Young people don’t need to choose among their passions, according to presenter Mason, a lawyer with Gray Casualty and Surety Co. in Metairie. Outside the straight-laced world of corporate law, she danced with Beyoncé during the 2013 Super Bowl halftime show and wrote the children’s book “Little Miss Dancey Pants.”
“You can do multiple things,” Mason told the students. “You don’t have to pick only one thing.” She said students should “expect occasional failures” but to “dream big, think outside the box” and, most of all, “trust in your greatness.”
Lassair emphasized the importance of hard work, not only in her words but in her actions: She was the first of the presenters to speak because she had to go set up her Diva Dawg food truck at the Gretna Heritage Festival.
Lassair cited the inspiration of her grandmother, whose hard work as a janitor allowed her to play hard, traveling the world. Lassair said she started working at age 13 and took every job she could, earning a reputation for reliability and making connections along the way, including a period of training at Commander’s Palace.
The event was organized by New Orleans City Council member Nadine M. Ramsey, who also cited the importance of connections with supportive allies. She said she was a lawyer in private practice when she got an opportunity to enter the realm of politics, when Landrum-Johnson appointed her to act in the judge’s absence. She reminded students that where you are from doesn’t have to define who you are.
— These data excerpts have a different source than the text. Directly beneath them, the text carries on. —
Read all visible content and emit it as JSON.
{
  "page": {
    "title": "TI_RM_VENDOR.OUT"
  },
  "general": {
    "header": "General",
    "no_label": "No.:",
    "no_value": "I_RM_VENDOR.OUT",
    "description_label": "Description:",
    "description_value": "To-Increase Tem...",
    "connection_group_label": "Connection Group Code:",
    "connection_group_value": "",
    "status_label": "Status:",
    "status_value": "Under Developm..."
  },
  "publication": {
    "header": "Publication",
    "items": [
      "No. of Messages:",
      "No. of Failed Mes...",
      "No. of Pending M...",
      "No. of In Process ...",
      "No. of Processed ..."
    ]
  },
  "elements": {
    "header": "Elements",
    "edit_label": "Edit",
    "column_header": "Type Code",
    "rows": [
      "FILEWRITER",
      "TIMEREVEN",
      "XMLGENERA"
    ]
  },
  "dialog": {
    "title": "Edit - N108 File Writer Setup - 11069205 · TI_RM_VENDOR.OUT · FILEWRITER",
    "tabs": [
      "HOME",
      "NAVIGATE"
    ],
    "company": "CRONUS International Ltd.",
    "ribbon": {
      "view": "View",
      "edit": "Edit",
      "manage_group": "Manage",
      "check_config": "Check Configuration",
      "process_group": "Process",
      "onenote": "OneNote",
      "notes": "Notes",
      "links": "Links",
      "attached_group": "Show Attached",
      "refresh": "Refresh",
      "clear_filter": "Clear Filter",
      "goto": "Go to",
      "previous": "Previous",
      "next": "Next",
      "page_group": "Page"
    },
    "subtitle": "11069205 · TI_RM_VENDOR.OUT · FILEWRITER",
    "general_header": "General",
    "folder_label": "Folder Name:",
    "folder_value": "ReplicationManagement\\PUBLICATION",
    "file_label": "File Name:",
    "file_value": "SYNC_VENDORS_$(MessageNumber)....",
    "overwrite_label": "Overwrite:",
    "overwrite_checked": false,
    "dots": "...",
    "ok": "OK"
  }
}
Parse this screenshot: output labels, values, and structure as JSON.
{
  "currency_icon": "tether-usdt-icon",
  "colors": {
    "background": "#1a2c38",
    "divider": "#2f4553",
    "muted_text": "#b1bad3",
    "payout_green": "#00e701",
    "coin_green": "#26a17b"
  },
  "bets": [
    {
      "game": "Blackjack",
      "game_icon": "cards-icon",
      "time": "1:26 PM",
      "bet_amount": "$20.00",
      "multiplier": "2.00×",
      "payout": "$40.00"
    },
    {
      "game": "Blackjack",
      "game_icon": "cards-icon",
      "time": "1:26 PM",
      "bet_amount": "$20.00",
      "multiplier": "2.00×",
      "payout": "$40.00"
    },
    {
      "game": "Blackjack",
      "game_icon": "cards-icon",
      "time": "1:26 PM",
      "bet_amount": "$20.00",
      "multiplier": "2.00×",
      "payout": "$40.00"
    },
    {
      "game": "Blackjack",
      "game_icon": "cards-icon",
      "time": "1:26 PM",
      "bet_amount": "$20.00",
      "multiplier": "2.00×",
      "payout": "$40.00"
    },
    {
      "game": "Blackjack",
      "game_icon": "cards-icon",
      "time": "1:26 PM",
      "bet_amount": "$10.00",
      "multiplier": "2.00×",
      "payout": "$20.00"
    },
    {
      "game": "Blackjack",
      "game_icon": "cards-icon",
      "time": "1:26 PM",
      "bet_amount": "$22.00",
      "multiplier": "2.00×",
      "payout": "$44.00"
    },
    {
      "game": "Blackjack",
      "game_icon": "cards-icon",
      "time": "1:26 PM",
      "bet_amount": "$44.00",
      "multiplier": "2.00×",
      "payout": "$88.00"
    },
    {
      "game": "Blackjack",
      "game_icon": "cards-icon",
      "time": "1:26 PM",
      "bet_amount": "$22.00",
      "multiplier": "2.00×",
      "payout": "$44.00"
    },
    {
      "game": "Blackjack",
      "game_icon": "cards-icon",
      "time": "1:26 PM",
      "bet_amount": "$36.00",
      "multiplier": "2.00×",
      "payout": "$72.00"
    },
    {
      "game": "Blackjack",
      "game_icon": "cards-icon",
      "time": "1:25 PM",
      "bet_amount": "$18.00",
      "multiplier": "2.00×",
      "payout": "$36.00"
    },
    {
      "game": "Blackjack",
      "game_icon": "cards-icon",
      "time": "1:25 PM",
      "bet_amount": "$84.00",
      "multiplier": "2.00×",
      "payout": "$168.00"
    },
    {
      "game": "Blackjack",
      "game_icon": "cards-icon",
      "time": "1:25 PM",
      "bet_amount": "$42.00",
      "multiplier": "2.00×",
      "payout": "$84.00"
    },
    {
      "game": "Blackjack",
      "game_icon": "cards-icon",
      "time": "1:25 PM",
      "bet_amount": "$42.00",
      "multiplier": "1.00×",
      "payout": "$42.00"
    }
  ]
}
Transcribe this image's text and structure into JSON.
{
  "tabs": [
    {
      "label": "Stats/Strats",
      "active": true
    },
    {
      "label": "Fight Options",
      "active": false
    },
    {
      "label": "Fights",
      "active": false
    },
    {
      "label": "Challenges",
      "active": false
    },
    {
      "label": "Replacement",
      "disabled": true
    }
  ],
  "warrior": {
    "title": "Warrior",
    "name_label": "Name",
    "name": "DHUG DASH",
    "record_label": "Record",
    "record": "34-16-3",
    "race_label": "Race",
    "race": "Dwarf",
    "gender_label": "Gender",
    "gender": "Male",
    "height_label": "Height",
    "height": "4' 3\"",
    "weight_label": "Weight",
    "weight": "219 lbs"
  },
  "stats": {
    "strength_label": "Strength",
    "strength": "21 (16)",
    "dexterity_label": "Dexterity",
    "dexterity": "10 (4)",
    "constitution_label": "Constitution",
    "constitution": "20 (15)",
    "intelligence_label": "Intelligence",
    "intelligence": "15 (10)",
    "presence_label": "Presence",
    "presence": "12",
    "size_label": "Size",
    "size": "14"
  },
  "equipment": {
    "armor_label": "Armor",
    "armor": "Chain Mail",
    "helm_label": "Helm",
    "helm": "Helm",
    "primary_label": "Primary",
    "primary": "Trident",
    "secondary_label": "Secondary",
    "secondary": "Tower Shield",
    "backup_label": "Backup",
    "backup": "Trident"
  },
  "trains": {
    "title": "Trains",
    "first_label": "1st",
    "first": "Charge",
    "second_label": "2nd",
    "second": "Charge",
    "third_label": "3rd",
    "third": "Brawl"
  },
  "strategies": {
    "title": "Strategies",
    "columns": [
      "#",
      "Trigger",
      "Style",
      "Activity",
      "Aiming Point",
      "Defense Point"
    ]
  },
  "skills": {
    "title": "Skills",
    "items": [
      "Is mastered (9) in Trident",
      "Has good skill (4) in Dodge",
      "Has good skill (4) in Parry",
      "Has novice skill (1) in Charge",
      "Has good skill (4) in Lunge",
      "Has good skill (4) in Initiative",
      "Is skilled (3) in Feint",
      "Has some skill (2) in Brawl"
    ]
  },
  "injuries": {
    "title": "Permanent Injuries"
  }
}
When King took the stage, she rhythmically knocked twice on the podium and exclaimed, “Where my E.K. girls?” King, 20, graduated from Edna Karr in 2013. She maintains a 3.0 grade-point average as a psychology major at Southeastern Louisiana University, with an ambition to be a federal judge one day. King urged the young women to be mindful of whom they associate with. “Birds of a feather flock together,” the crowd exclaimed with her. “Show me your company, and I’ll show you who you are.”
King ended her talk with a powerful message that “love does not hurt,” reminding students that October is Domestic Violence Awareness Month.